Observation: Turnagain

Location: Sunburst

Date:
Observer:
Route & General Observations

Standard West Ridge to 3500′

Red Flags
Red flags are simple visual clues that are a sign of potential avalanche danger. Please record any sign of red flags below.
Obvious signs of instability
Recent Avalanches?Yes
Collapsing (Whumphing)?No
Cracking (Shooting cracks)?No
Observer Comments

Some wind loading on SW aspects along ridge later in the afternoon as winds increased

Weather & Snow Characteristics
Please provide details to help us determine the weather and snowpack during the time this observation took place.
Weather

Partly cloudy in the morning become mostly cloudy late afternoon
Winds were light in am becoming 15-20mph from NE
low to mid 20Fs
1-2cm of new snow from overnight

Snow surface

2" crust with trace of new snow on top at 1000'
6mm crust with 2cm new snow at 2300' - crust disappears by 2400'
surface hoar noticed around 2500' to ridge tops sitting on 5" loose snow

Snowpack

Dug 2 Pits at 2200' on WSW aspect about 50' apart and had very different structure.
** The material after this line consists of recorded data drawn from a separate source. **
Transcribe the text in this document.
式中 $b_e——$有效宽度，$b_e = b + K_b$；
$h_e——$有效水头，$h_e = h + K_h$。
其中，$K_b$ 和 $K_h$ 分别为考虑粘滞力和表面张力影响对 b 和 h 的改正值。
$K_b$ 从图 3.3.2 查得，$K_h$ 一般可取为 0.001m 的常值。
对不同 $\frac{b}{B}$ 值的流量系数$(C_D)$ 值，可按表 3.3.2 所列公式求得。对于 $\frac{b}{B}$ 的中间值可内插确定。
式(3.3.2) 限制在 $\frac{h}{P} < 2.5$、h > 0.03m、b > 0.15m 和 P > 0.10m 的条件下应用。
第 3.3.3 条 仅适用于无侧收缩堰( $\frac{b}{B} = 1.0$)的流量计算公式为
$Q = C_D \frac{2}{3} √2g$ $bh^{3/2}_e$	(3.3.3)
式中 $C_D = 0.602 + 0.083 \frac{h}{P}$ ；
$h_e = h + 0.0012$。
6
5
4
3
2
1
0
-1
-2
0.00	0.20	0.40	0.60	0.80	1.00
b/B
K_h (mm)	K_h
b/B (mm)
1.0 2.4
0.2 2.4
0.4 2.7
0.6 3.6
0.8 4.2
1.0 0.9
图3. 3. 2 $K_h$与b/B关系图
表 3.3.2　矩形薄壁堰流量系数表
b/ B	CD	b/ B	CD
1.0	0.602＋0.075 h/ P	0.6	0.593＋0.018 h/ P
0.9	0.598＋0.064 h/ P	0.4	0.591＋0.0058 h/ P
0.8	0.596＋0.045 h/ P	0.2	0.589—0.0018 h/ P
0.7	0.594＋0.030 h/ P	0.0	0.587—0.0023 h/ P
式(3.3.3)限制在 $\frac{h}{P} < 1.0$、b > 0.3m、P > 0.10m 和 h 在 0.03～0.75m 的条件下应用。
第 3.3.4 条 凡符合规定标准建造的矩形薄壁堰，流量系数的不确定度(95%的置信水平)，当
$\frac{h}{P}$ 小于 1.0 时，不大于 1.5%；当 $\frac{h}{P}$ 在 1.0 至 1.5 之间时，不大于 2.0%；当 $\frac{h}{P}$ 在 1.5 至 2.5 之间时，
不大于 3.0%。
In one pit the MLK buried surface hoar was only 35cm below the surface and propagated with moderate force in two Extended Column Tests (ECTP15, ECTP17.) The slab was composed of 15cm of new snow on 1F-hard old snow. The other pit had 30cm of new snow on facets/sun crust with no propagation in Extended Column Tests. The MLK layer was found ~60cm below the surface and was well bonded, couldn't get it to sheer w/ sideways force.

Dug 2 pits at 4400' and 4450' on WSW aspect had similar structure. The new snow/old snow interface was 35-40cm below the surface and was mix of 1mm facts and 3mm buried surface hoar on 1cm suncrust. Stability tests failed constantly on this layer with moderate force (CT9, CT11x2, ECTP13, ECTP14, ECTP16, ECTP17.) The valentine's day facets were also found in both pits, but only failed in one CT. The MLK buried surface hoar was found in one pit 80cm below the surface and failed with moderate to strong force in two tests (CT17, ECTP29.) See pit diagram below.

The layer of most concern in our pits was the new snow/old snow interface that was first covered up on 3/7/19 by the first of three storms. We were also surprised to see the MLK layer reactive and showing propagation in two of 4 pits today.